Bei Bandscheibenvorfall wird oft vorschnell operiert

Operation. © Ralf Roletschek. GNU Free Documentation License, version 1.2.

Operation. © Ralf Roletschek. GNU Free Documentation License, version 1.2.

Berufstätige Männer mittleren Alters werden bei einem Bandscheibenvorfall eher operiert, als konservativ behandelt. Entgegen den Leitlinien der Deutschen Gesellschaft für Neurochirurgie. Dabei wird einer neuen Studie zufolge jeder dritte Bandscheiben-Patienten vorschnell operiert. Denn viele Patienten fürchten, ihren Beruf ohne Operation nicht mehr ausüben zu können.

Mit der HCHE-Studie untersuchten Forscher, welche Erfahrungen Patienten mit Bandscheibenvorfällen in Deutschland machen. Dabei wurde vor allem gefragt, ob versucht wurde die Beschwerden der Patienten durch konservative Therapieansätze zu behandeln, bevor diese operiert wurden. Ausgenommen waren davon Operationen, die durch einen Notfall begründet waren. Zu den konservativen Methoden gehören etwa Krankengymnastik, Massagen und Schmerztherapie wie Injektionsbehandlungen. Sie sollten zunächst für sechs bis acht Wochen erfolgen. Frühere Studien hatten bereits ergeben, dass konservative Therapieansätze mittelfristig zu vergleichbaren Ergebnissen führen, jedoch kostengünstiger sind und keinerlei Operationsrisiken bergen. Insgesamt wurden mehr als 6.000 Versicherte der Barmer GEK befragt, die im Zeitraum von 2014 bis 2015 an der Bandscheibe operiert wurden. Die Rücklaufquote betrug 47 Prozent.

Bandscheibenvorfall. © Michael-W. CC BY-SA 3.0. Wikimedia Commons.

Bandscheibenvorfall in der Lendenwirbelsäule. © Michael-W. CC BY-SA 3.0. Wikimedia Commons.

Bei einem Drittel der Befragten wurden konservative Therapieverfahren nicht konsequent durchgeführt oder es wurde operiert, obwohl die Patienten auf die konservative Behandlung ansprachen. Selbst wenn oft ohne akute Indikatoren operiert wurde, hielten die Patienten die Operation für den richtigen Weg. Denn viele Berufstätige machten sich Sorgen, ohne eine Operation ihren Beruf nicht mehr ausüben zu können. Außerdem waren sie davon überzeugt, dass ein operativer Eingriff die bessere Möglichkeit bot, um die Schmerzen langfristig zu beheben. Eine Bandscheiben-Operation ist zwar oftmals dazu in der Lage die Beschwerden zu lindern, doch zehn Prozent der Betroffenen erleiden dabei nachhaltige Komplikationen.

Auch in diesem Fall lohnt es sich eine Zweitmeinung einzuholen: Denn solche Patienten wurden öfter konservativ therapiert. „Dies zeigt, wie wichtig es ist, entsprechende Beratungsangebote auszubauen“, erklärt HCHE-Forscher Mathias Kifmann und schlägt vor, mehr an die Bedürfnisse von Berufstätigen angepasste konservative Therapiemöglichkeiten anzubieten.

Doch auch die Kosten für das Gesundheitswesen sind in diesem Zusammenhang relevant: Eine Bandscheiben-Operation kostet im Schnitt etwa 4.350 Euro. Laut der Studie sind alleine im Jahr 2014 durch womöglich vorschnelle Operationen Kosten im zweistelligen Millionenbereich entstanden.

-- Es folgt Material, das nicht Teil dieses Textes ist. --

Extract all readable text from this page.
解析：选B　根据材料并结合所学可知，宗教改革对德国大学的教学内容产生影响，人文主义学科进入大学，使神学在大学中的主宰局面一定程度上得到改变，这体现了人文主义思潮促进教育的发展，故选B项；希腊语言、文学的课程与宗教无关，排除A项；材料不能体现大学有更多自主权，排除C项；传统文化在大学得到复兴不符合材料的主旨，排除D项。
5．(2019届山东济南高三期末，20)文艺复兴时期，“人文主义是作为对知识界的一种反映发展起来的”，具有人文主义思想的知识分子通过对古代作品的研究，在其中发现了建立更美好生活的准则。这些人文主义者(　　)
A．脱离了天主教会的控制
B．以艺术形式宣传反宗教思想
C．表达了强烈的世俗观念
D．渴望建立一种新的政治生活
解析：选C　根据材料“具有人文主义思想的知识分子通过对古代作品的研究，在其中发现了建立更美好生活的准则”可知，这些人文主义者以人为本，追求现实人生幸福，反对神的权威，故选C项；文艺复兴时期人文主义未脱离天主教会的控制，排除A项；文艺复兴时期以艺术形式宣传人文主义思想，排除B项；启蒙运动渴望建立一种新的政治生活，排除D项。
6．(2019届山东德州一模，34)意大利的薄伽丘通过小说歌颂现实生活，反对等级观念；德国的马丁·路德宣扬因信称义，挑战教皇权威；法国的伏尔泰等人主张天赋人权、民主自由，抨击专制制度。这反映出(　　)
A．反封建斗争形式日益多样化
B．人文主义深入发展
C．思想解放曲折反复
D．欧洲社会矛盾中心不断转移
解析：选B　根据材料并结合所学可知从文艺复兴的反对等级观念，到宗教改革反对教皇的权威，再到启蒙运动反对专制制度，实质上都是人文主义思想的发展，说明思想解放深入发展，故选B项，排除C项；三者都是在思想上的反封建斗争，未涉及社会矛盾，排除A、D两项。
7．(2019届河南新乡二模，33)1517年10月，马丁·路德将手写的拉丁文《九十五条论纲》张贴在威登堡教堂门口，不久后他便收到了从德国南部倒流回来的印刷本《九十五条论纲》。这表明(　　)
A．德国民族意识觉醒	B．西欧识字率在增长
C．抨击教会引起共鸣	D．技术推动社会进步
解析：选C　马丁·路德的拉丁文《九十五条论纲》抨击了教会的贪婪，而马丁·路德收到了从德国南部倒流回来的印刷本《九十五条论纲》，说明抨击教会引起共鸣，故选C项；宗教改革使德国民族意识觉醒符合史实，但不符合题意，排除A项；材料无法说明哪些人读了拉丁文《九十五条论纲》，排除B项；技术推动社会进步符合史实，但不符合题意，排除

Universität Hamburg, 12. Dezember 2016

Originalpublikation:

Bäuml M, Kifmann M, Krämer J, Schreyögg J (2016). Bandscheibenoperationen – Patientenerfahrungen, Indikationsqualität und Notfallkodierung. In: Böcken J, Braun B, Meierjürgen R. Gesundheitsmonitor 2016. Bürgerorientierung im Gesundheitswesen. Kooperationsprojekt der Bertelsmann Stiftung und der BARMER GEK. Verlag Bertelsmann Stiftung: 187-195.